Iwema brothers bring sibling rivalry to SIU football

Iwema brothers bring sibling rivalry to SIU football

By Brent Meske, @brentmeskeDE

Having a brother at the same school and on the same team is a luxury most college athletes don’t have, but Saluki football players Connor and Cole Iwema do — even if they don’t always see it that way.

Cole, a redshirt freshman safety, said having his older brother around has made the transition to college life easier.

“It’s like having a dad, twice,” Cole said. “He tries to act like my dad all the time.”


Connor, a junior wide receiver, was quick to laugh off the notion of being a father-figure. He said it is one of the most awkward things Cole has ever said, but he echoed the sentiment of enjoying having his brother at SIU.

“I went through the first two years on my own … now I always have part of my family with me,” Connor said. “Don’t get me wrong, it can get annoying having him always around.”

Both brothers played football, basketball and baseball growing up, but they had never been on the same team until coming to SIU.

Connor, who started playing football in second grade, was on the baseball and wrestling team at Warren Township High School, where both brothers played for the football team, but at different times.

In their respective senior seasons, Connor finished all-conference, all-county and all-area. Cole finished all-conference. Connor’s accolade-filled season led the Blue Devils to the playoffs.

Connor said he has always had the upper hand when competing against his brother, which Cole blames on age.


“I asserted my dominance at a young age, being the big brother,” Connor said. “He toughened up pretty quick.”

The brothers are different away from the field — Cole works on cars in the garage and Connor plays football any chance he gets — but it hasn’t stopped them from making it to the Salukis.

Coach Nick Hill, who served as co-offensive coordinator last season, said he has seen a lot of each player, with Connor on offense and Cole on scout defense playing against first-team offense every practice. He said Cole needs to follow in his brother’s footsteps — becoming stronger, working hard and becoming tough-minded — to earn playing time this season.

Connor said adjusting to the speed of the game is key for Cole.

“He made it here because he was good in high school and a lot of people think that is enough,” he said. “It takes constant work and attention to your game to earn a starting spot and keep it.”

Wide receivers coach Ashton Aikens said Connor, who was a walk-on and redshirted as a freshman, is an example of a true underdog story.

“In the time that I’ve been here, not many kids have made the team from a walk-on tryout,” he said. “He made it the hard way … it’s a character thing, when a guy can overcome the odds.”

Connor played in 11 games as a redshirt freshman, catching eight passes for 117 yards. He caught his lone career touchdown against Indiana State in a 41-26 loss Oct. 25, 2014.

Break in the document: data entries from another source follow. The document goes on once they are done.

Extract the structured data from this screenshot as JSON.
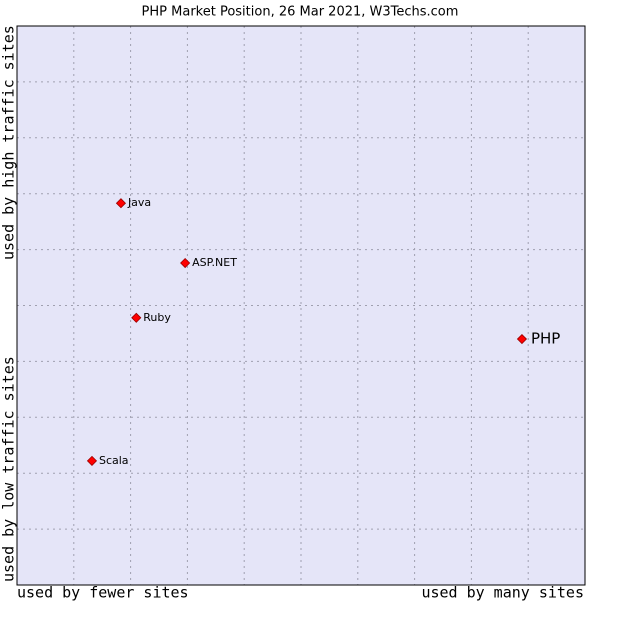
{
  "chart_data": {
    "type": "scatter",
    "title": "PHP Market Position, 26 Mar 2021, W3Techs.com",
    "x_axis_labels": [
      "used by fewer sites",
      "used by many sites"
    ],
    "y_axis_labels": [
      "used by low traffic sites",
      "used by high traffic sites"
    ],
    "labels": [
      "PHP",
      "Java",
      "ASP.NET",
      "Ruby",
      "Scala"
    ],
    "x": [
      8.89,
      1.83,
      2.96,
      2.1,
      1.32
    ],
    "values": [
      4.4,
      6.83,
      5.76,
      4.78,
      2.22
    ],
    "color": "#ff0000",
    "xlim": [
      0,
      10
    ],
    "ylim": [
      0,
      10
    ],
    "xticks": [
      1,
      2,
      3,
      4,
      5,
      6,
      7,
      8,
      9
    ],
    "yticks": [
      1,
      2,
      3,
      4,
      5,
      6,
      7,
      8,
      9
    ],
    "grid": true
  }
}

He caught six passes for 33 yards and collected one yard on two rushes before tearing the labrum in his left shoulder during the first quarter of a 37-36 loss at Western Illinois on Oct. 3, 2015, which ended his season.

Aikens said he doesn’t expect the injury to slow Connor down and he expects him to compete to re-earn the starting spot he had before injury. Iwema had surgery four months ago to repair the labrum. He said he is seeking clearance for full participation for Spring practices, but may be limited until fall camp to ensure his health for the season.